Acoustic radiation-based optimization of the placement of actuators for active control of noise transmitted through plates

Abstract

Active Structural Acoustic Control (ASAC) is mostly performed using a passive noise barrier, vibration actuators, sensors and a control system. ASAC reduces or alters the vibration of the barrier structure in a way that blocks the noise propagation through it. However, it is crucial that the actuators are appropriately arranged to be able to effectively control the vibration of the barrier. If the actuators were not optimally arranged, then certain modes of the structure may be uncontrollable, or require a very high control effort. Hence, the locations of the actuators should be determined by a careful optimization process employing a model of the structure. A common approach is to maximize the controllability of the system over a defined frequency range of operation. However, such an optimisation procedure often results in a solution that considers numerous vibration modes, only some of which are acoustically-relevant. That is, certain structural modes may vibrate considerably, but their contribution to the noise transmission and radiation would be negligible.

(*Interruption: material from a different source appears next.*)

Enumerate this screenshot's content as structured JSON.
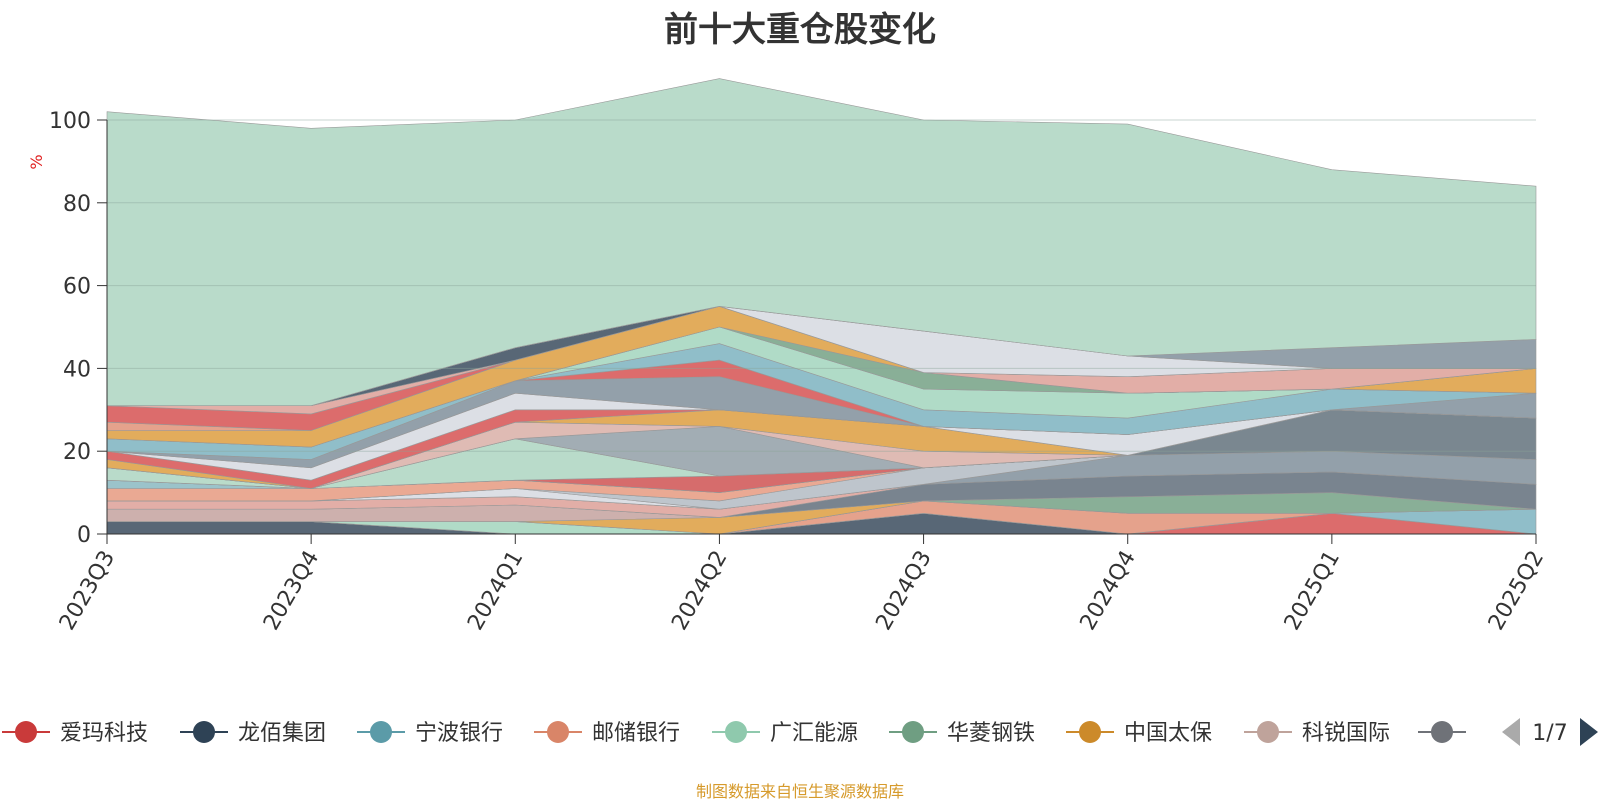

Therefore, in the presented research a new acoustic radiation-based approach to the optimisation of the arrangement of actuators is proposed. A model of acoustic radiation is introduced and new cost functions are formulated to focus on modes that strongly contribute to noise transmission or radiation by the noise barrier. For the considered system, this enables an increase in the controllability measure of more than 5 dB for acoustically-relevant modes, which is similar to the level of improvement achieved when the number of actuators is doubled.